Latar News - Bertentangan dengan prediksi, tingkat pengangguran di Zona Euro turun ke rekor terendah pada Januari 2026, di tengah pemulihan ekonomi yang lebih baik dari perkiraan dan fakta bahwa kecerdasan buatan (AI) belum menimbulkan dampak negatif yang signifikan pada pasar tenaga kerja.
Menurut data yang dirilis oleh badan statistik Eropa Eurostat pada 4 Maret, tingkat pengangguran di blok 21 negara anggota tersebut turun menjadi 6,1% pada Januari 2026, sedikit menurun dari 6,2% pada Desember 2025. Para analis sebelumnya memperkirakan tingkat ini akan tetap tidak berubah.
Penurunan ini merupakan bukti ketahanan ekonomi Zona Euro. Pada akhir tahun 2025, kawasan ini mencatat pertumbuhan yang melebihi perkiraan berkat kinerja yang kuat dari Spanyol dan pemulihan di Jerman. Selain itu, inflasi yang kembali ke sekitar target 2% dan suku bunga yang stabil juga mendukung pemulihan.
Namun, prospek pertumbuhan Zona Euro tahun ini diselimuti oleh beberapa ketidakpastian. Secara khusus, kebijakan tarif AS tetap tidak dapat diprediksi, konflik di Iran mendorong kenaikan harga energi, sementara tindakan Presiden AS Donald Trump yang menargetkan Spanyol menimbulkan kekhawatiran yang cukup besar.
Ancaman potensial lain bagi pasar kerja Eropa adalah ledakan kecerdasan buatan (AI). Kekhawatiran meningkat dalam beberapa bulan terakhir karena perusahaan-perusahaan besar seperti raksasa teknologi Amazon (AS) dan grup asuransi Allianz (Jerman) telah menyebutkan penerapan AI sebagai salah satu alasan pengurangan staf.
Namun, sebuah unggahan blog yang diterbitkan pada hari yang sama oleh para ekonom di Bank Sentral Eropa (ECB) menyajikan gambaran yang kurang suram. Berdasarkan analisis terhadap 3.500 perusahaan yang telah dan belum mengadopsi AI, para ahli menemukan bahwa, secara keseluruhan, tidak ada perbedaan yang jelas yang menunjukkan apakah tren ini akan menciptakan atau mengurangi lapangan kerja.

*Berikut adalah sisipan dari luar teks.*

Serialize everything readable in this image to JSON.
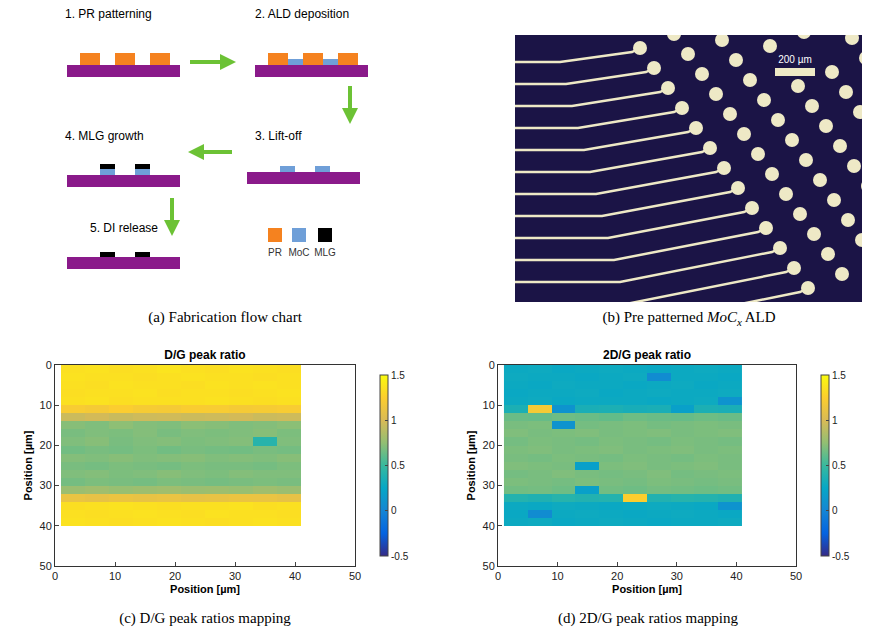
{
  "panels": {
    "a": {
      "caption": "(a) Fabrication flow chart",
      "steps": [
        "1. PR patterning",
        "2. ALD deposition",
        "3. Lift-off",
        "4. MLG growth",
        "5. DI release"
      ],
      "legend": [
        "PR",
        "MoC",
        "MLG"
      ]
    },
    "b": {
      "caption_parts": {
        "prefix": "(b) Pre patterned ",
        "formula": "MoC",
        "subscript": "x",
        "suffix": " ALD"
      },
      "scale_bar": "200 µm"
    }
  },
  "chart_data": [
    {
      "type": "heatmap",
      "title": "D/G peak ratio",
      "caption": "(c) D/G peak ratios mapping",
      "x_label": "Position [µm]",
      "y_label": "Position [µm]",
      "xlim": [
        0,
        50
      ],
      "ylim": [
        50,
        0
      ],
      "xticks": [
        0,
        10,
        20,
        30,
        40,
        50
      ],
      "yticks": [
        0,
        10,
        20,
        30,
        40,
        50
      ],
      "colorbar": {
        "range": [
          -0.5,
          1.5
        ],
        "ticks": [
          -0.5,
          0,
          0.5,
          1,
          1.5
        ]
      },
      "x": [
        3,
        7,
        11,
        15,
        19,
        23,
        27,
        31,
        35,
        39
      ],
      "y": [
        1,
        3,
        5,
        7,
        9,
        11,
        13,
        15,
        17,
        19,
        21,
        23,
        25,
        27,
        29,
        31,
        33,
        35,
        37,
        39
      ],
      "z": [
        [
          1.35,
          1.36,
          1.34,
          1.35,
          1.37,
          1.35,
          1.34,
          1.36,
          1.35,
          1.34
        ],
        [
          1.36,
          1.35,
          1.35,
          1.34,
          1.35,
          1.36,
          1.35,
          1.35,
          1.34,
          1.35
        ],
        [
          1.35,
          1.34,
          1.36,
          1.35,
          1.35,
          1.34,
          1.36,
          1.35,
          1.36,
          1.35
        ],
        [
          1.34,
          1.35,
          1.35,
          1.36,
          1.34,
          1.35,
          1.35,
          1.34,
          1.35,
          1.36
        ],
        [
          1.35,
          1.36,
          1.34,
          1.35,
          1.35,
          1.35,
          1.36,
          1.35,
          1.34,
          1.35
        ],
        [
          1.22,
          1.2,
          1.24,
          1.21,
          1.2,
          1.23,
          1.22,
          1.2,
          1.21,
          1.22
        ],
        [
          0.95,
          0.98,
          0.94,
          0.96,
          0.97,
          0.95,
          0.96,
          0.98,
          0.95,
          0.96
        ],
        [
          0.72,
          0.7,
          0.74,
          0.71,
          0.7,
          0.73,
          0.72,
          0.7,
          0.71,
          0.73
        ],
        [
          0.68,
          0.7,
          0.69,
          0.71,
          0.68,
          0.7,
          0.69,
          0.7,
          0.72,
          0.69
        ],
        [
          0.7,
          0.72,
          0.68,
          0.7,
          0.71,
          0.69,
          0.7,
          0.71,
          0.42,
          0.7
        ],
        [
          0.66,
          0.68,
          0.67,
          0.69,
          0.66,
          0.68,
          0.67,
          0.66,
          0.68,
          0.67
        ],
        [
          0.71,
          0.7,
          0.72,
          0.7,
          0.71,
          0.72,
          0.7,
          0.71,
          0.7,
          0.72
        ],
        [
          0.68,
          0.67,
          0.69,
          0.68,
          0.67,
          0.69,
          0.68,
          0.68,
          0.67,
          0.69
        ],
        [
          0.7,
          0.71,
          0.69,
          0.7,
          0.72,
          0.7,
          0.69,
          0.71,
          0.7,
          0.7
        ],
        [
          0.67,
          0.69,
          0.68,
          0.67,
          0.69,
          0.68,
          0.67,
          0.68,
          0.69,
          0.68
        ],
        [
          0.78,
          0.8,
          0.77,
          0.79,
          0.8,
          0.78,
          0.79,
          0.77,
          0.8,
          0.78
        ],
        [
          1.12,
          1.1,
          1.13,
          1.11,
          1.12,
          1.1,
          1.11,
          1.13,
          1.12,
          1.1
        ],
        [
          1.34,
          1.35,
          1.36,
          1.35,
          1.34,
          1.35,
          1.35,
          1.36,
          1.34,
          1.35
        ],
        [
          1.35,
          1.34,
          1.35,
          1.36,
          1.35,
          1.34,
          1.36,
          1.35,
          1.35,
          1.34
        ],
        [
          1.36,
          1.35,
          1.34,
          1.35,
          1.36,
          1.35,
          1.34,
          1.35,
          1.36,
          1.35
        ]
      ]
    },
    {
      "type": "heatmap",
      "title": "2D/G peak ratio",
      "caption": "(d) 2D/G peak ratios mapping",
      "x_label": "Position [µm]",
      "y_label": "Position [µm]",
      "xlim": [
        0,
        50
      ],
      "ylim": [
        50,
        0
      ],
      "xticks": [
        0,
        10,
        20,
        30,
        40,
        50
      ],
      "yticks": [
        0,
        10,
        20,
        30,
        40,
        50
      ],
      "colorbar": {
        "range": [
          -0.5,
          1.5
        ],
        "ticks": [
          -0.5,
          0,
          0.5,
          1,
          1.5
        ]
      },
      "x": [
        3,
        7,
        11,
        15,
        19,
        23,
        27,
        31,
        35,
        39
      ],
      "y": [
        1,
        3,
        5,
        7,
        9,
        11,
        13,
        15,
        17,
        19,
        21,
        23,
        25,
        27,
        29,
        31,
        33,
        35,
        37,
        39
      ],
      "z": [
        [
          0.28,
          0.29,
          0.27,
          0.28,
          0.29,
          0.28,
          0.27,
          0.28,
          0.29,
          0.28
        ],
        [
          0.29,
          0.28,
          0.28,
          0.27,
          0.28,
          0.29,
          0.05,
          0.28,
          0.28,
          0.27
        ],
        [
          0.28,
          0.27,
          0.29,
          0.28,
          0.28,
          0.27,
          0.28,
          0.29,
          0.27,
          0.28
        ],
        [
          0.27,
          0.28,
          0.28,
          0.29,
          0.27,
          0.28,
          0.29,
          0.28,
          0.28,
          0.29
        ],
        [
          0.28,
          0.29,
          0.27,
          0.28,
          0.28,
          0.28,
          0.27,
          0.28,
          0.29,
          0.1
        ],
        [
          0.36,
          1.2,
          0.1,
          0.35,
          0.36,
          0.34,
          0.35,
          0.2,
          0.36,
          0.35
        ],
        [
          0.64,
          0.63,
          0.65,
          0.64,
          0.62,
          0.65,
          0.64,
          0.63,
          0.65,
          0.64
        ],
        [
          0.68,
          0.69,
          0.1,
          0.67,
          0.68,
          0.69,
          0.67,
          0.68,
          0.69,
          0.68
        ],
        [
          0.7,
          0.68,
          0.69,
          0.7,
          0.68,
          0.69,
          0.7,
          0.68,
          0.69,
          0.7
        ],
        [
          0.67,
          0.69,
          0.68,
          0.67,
          0.69,
          0.68,
          0.67,
          0.69,
          0.68,
          0.67
        ],
        [
          0.69,
          0.7,
          0.68,
          0.69,
          0.7,
          0.68,
          0.69,
          0.7,
          0.68,
          0.69
        ],
        [
          0.68,
          0.67,
          0.69,
          0.68,
          0.67,
          0.69,
          0.68,
          0.67,
          0.69,
          0.68
        ],
        [
          0.7,
          0.69,
          0.68,
          0.2,
          0.69,
          0.7,
          0.68,
          0.69,
          0.7,
          0.68
        ],
        [
          0.67,
          0.68,
          0.7,
          0.68,
          0.67,
          0.68,
          0.7,
          0.67,
          0.68,
          0.69
        ],
        [
          0.69,
          0.68,
          0.67,
          0.69,
          0.68,
          0.67,
          0.69,
          0.68,
          0.67,
          0.68
        ],
        [
          0.66,
          0.67,
          0.65,
          0.2,
          0.66,
          0.65,
          0.67,
          0.66,
          0.65,
          0.66
        ],
        [
          0.4,
          0.38,
          0.41,
          0.39,
          0.4,
          1.25,
          0.39,
          0.41,
          0.4,
          0.38
        ],
        [
          0.28,
          0.27,
          0.29,
          0.28,
          0.27,
          0.28,
          0.29,
          0.28,
          0.27,
          0.1
        ],
        [
          0.27,
          0.05,
          0.28,
          0.29,
          0.28,
          0.27,
          0.28,
          0.29,
          0.28,
          0.27
        ],
        [
          0.28,
          0.29,
          0.27,
          0.28,
          0.29,
          0.28,
          0.27,
          0.28,
          0.28,
          0.29
        ]
      ]
    }
  ]
}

Faktanya, bisnis yang secara rutin menggunakan AI bahkan 4% lebih mungkin untuk merekrut karyawan baru dibandingkan rata-rata. Para ahli ECB menjelaskan bahwa beberapa perusahaan merekrut lebih banyak staf untuk mengembangkan dan menerapkan teknologi AI sambil mempertahankan proses produksi mereka saat ini. Dalam kasus lain, AI membantu mereka meningkatkan skala bisnis lebih cepat dan oleh karena itu membutuhkan personel tambahan.
Laporan tersebut juga mencatat bahwa meskipun perusahaan yang berinvestasi dalam AI dengan tujuan memangkas biaya personel memang melakukan PHK, kelompok ini hanya mencakup sekitar 15% dari perusahaan yang menggunakan AI.
Secara keseluruhan, para ekonom ECB terus memperingatkan tentang masa depan AI yang tidak pasti. Mereka berpendapat bahwa teknologi ini belum secara signifikan mengubah proses produksi, tetapi hal ini pasti akan terjadi seiring dengan terus meningkatnya model AI. Oleh karena itu, dampak jangka panjang AI terhadap lapangan kerja masih menjadi tanda tanya besar.